Odd, odd problem with identical boards not being identical.

From: Chris Meadors (clubneon@hereintown.net)
Date: Wed Aug 09 2000 - 13:17:43 EST


Over the last 2 weeks I have been working my way through problems I've
been having with this new server I'm assembling. Much thanks to both l-k
and l-s for even getting me to thise point.

Short, short rundown of the events up to this point:

I have 2 motherboards (both the same). They are connected to 2 channels
of a 3 channel externel RAID controller. The 3rd channel is connected to
the disk array.

I was having trouble with 1 of the boards oopsing all the time (the other
board did seem to be more stable, but I didn't do much testing on it
because I don't have a clustering file system installed yet so it was just
mounting everything readonly (I do have unique root and /var filesystems
for each motherboard)).

I replaced the current driver for my the SCSI controller (SYM53C896) on
these boards with the most recent version from Gerard's ftp site. This
driver works much better. It no longer oops the machine no matter what I
try to shovel over to the drives. (Gerard count this as a "works for
me" for this driver).

But...

At the point where the older driver would oops this one starts spewing
errors. This happens with the cache on the RAID controller fills up (that
is why when I added more RAM to the controller it was harder to recreate
the problem).

Basicly the errors look like:

sym53c896-0:4: message d sent on bad reselection.
sym53c896-0-<4,0>: extraneous data discarded.
sym53c896-0-<4,0>: COMMAND FAILED (89 0) @f75c1800.
sym53c896-0-<4,0>: ordered tag forced.
scsi : aborting command due to timeout : pid 0, scsi0, channel 0, id 4,
lun 0 Write (10) 00 00 08 17 78 00 00 10 00
sym53c8xx_abort: pid=0 serial_number=87234 serial_number_at_timeout=87234

They just keep coming until the process accessing the disk hangs in a 'D'
state.

Okay, so I'd say there is something wrong with my RAID controller. Well I
totally corrupted the root filesystem of the motherboard where I was doing
all my testing, so I moved over to the second one. Set it so it would
have r/w access to the disks. And continued testing. On this board I
could not recreate one problem at all. It is rock solid.

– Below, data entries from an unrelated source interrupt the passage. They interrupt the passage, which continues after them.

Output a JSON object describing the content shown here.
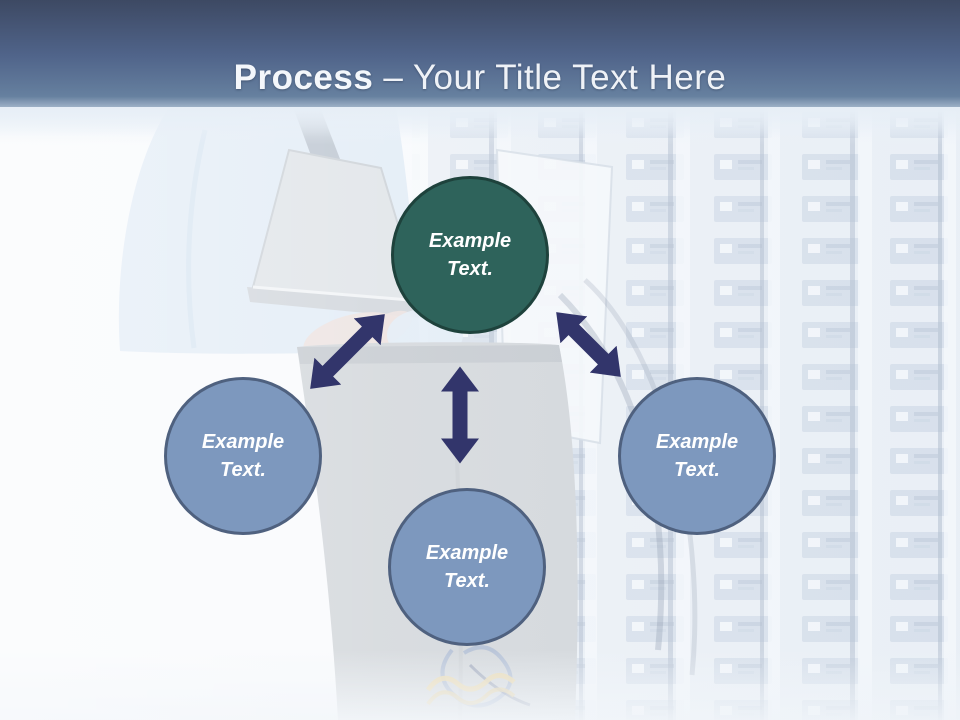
{
  "slide": {
    "header": {
      "title_bold": "Process",
      "title_rest": "– Your Title Text Here"
    },
    "diagram": {
      "nodes": [
        {
          "id": "top",
          "label": "Example Text.",
          "shape": "circle",
          "color_role": "accent-teal"
        },
        {
          "id": "left",
          "label": "Example Text.",
          "shape": "circle",
          "color_role": "primary-blue"
        },
        {
          "id": "bottom",
          "label": "Example Text.",
          "shape": "circle",
          "color_role": "primary-blue"
        },
        {
          "id": "right",
          "label": "Example Text.",
          "shape": "circle",
          "color_role": "primary-blue"
        }
      ],
      "connectors": [
        {
          "from": "top",
          "to": "left",
          "style": "double-headed-arrow"
        },
        {
          "from": "top",
          "to": "bottom",
          "style": "double-headed-arrow"
        },
        {
          "from": "top",
          "to": "right",
          "style": "double-headed-arrow"
        }
      ]
    },
    "background": {
      "description": "Faded photo of an engineer holding a laptop beside server racks in a data center"
    }
  },
  "colors": {
    "header_top": "#3d4963",
    "header_bottom": "#66809f",
    "title_text": "#f4f7fb",
    "node_teal": "#2e635b",
    "node_teal_border": "#1e423c",
    "node_blue": "#7d98be",
    "node_blue_border": "#4f617f",
    "arrow": "#32356b",
    "label_text": "#ffffff"
  }
}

I have spent today compairing the settings for both motherboards, SCSI
controllers, and the channels on the RAID controller. Everything matches
exactly. So I swapped cables to the malfunctioning board was using the
cable and channel on the RAID controller that the proper functioning board
had. The problem stuck with the board. These motherboards have dual SCSI
channels. I tried the other channel, the problem was still there.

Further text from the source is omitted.